USD in Focus Today

The US Dollar is pushing higher today as traders brace for plenty of volatility risk throughout the session. We have both the ADP employment figures and ISM manufacturing due this afternoon ahead of the keenly awaited may FOMC this evening. On the jobs front, traders will be watching today’s ADP print as a gauge ahead of Friday’s headline NFP data. If we see another strong print today, that should prime markets for further upside on Friday, keeping USD supported for now.

FOMC Expectations

With inflation seen remaining elevated as of the last reading, and the labour market still seeing firm jobs growth, traders are sensing hawkish risks heading into tonight’s meeting which might fuel a fresh leg higher in the Dollar.  

Hawkish Risks

Currently, the market is looking for the Fed to begin easing in September, having pushed out original projections for a June rate-cut. However, the risk now is that this date too ends up being pushed out, or the amount of easing forecast this year gets reduced.
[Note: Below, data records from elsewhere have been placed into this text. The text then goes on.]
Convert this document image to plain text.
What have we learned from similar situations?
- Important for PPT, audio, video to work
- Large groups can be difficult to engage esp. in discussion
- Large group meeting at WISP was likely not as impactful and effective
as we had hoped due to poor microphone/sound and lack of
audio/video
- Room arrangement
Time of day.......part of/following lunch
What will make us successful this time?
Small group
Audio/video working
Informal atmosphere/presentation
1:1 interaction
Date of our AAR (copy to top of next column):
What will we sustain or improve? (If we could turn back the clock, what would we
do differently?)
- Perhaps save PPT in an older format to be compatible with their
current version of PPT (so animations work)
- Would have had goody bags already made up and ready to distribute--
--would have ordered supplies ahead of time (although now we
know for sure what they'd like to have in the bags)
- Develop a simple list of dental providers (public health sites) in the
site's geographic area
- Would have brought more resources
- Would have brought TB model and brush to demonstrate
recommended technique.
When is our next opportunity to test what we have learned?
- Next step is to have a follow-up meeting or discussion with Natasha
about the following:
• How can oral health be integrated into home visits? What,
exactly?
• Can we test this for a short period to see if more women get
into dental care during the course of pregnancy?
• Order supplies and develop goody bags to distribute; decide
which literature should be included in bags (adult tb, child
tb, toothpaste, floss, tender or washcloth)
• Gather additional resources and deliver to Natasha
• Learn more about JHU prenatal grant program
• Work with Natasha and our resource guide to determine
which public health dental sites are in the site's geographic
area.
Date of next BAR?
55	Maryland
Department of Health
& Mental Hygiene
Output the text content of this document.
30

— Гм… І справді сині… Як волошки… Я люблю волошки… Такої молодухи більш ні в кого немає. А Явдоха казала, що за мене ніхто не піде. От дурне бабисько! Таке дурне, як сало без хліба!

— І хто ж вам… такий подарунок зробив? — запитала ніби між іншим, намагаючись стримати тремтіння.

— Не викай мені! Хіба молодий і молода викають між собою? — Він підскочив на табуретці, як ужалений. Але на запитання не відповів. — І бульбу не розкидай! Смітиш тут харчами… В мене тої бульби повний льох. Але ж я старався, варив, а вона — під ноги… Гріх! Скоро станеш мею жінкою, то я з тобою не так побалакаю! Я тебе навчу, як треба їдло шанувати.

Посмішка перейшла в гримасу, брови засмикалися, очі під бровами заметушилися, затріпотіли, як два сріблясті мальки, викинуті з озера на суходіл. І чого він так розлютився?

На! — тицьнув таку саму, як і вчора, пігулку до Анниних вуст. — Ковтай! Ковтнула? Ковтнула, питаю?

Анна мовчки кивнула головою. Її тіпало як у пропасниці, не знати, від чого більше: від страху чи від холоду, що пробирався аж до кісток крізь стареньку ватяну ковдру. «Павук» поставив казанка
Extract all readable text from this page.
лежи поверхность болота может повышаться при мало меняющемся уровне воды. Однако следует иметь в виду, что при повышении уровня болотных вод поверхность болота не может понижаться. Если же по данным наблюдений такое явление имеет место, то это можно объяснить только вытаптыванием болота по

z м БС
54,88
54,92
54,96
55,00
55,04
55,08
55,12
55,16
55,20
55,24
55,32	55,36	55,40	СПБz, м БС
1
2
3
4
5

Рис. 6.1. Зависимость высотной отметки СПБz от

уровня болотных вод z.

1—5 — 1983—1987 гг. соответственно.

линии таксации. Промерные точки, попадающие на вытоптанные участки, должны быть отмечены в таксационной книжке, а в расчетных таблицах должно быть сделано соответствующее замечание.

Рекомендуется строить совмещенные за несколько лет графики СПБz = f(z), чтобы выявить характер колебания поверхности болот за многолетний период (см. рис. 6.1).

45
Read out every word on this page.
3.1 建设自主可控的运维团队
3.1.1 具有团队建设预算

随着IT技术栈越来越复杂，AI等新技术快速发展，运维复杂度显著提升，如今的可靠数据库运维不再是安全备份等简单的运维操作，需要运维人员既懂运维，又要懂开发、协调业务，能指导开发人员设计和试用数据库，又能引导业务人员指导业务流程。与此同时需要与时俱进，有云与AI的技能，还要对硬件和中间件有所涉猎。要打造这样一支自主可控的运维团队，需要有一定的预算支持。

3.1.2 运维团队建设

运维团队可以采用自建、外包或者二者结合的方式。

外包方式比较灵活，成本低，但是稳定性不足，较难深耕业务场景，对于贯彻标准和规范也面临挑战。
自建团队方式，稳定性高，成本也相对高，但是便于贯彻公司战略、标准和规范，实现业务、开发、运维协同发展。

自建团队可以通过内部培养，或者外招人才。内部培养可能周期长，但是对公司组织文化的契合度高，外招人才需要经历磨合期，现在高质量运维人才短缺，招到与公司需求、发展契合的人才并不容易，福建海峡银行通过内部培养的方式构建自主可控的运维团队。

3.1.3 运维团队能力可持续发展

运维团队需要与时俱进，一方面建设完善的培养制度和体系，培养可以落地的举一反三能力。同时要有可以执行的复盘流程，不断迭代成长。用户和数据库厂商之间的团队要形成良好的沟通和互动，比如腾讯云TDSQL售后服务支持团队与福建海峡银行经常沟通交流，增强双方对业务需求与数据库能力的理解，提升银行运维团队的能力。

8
With inflation and inflation linked readings (PCE, employment cost index) remaining elevated, the Fed has no choice but to keep rates at current levels for longer.

Potential Scenarios

This is the message the market is expecting today. However, if the Fed reaffirms its commitment to pushing ahead with projected easing this year, that should see a muted upside response in USD. The hawkish risk is that the Fed gives any indication that its easing outlook is shifting. If the market gets a sense that the Fed is likely to alter the three rate cuts currently forecast, this will be firmly bullish for USD near-term.

Technical Views

DXY

The rally in DXY has stalled for now into a test of the bull channel highs. Following a brief correction, however, the market is now turning higher once again putting focus on a fresh test of channel highs and the 107.04 level resistance with 107.88 above as the next bull target. To the downside, 104.95 sits as key support.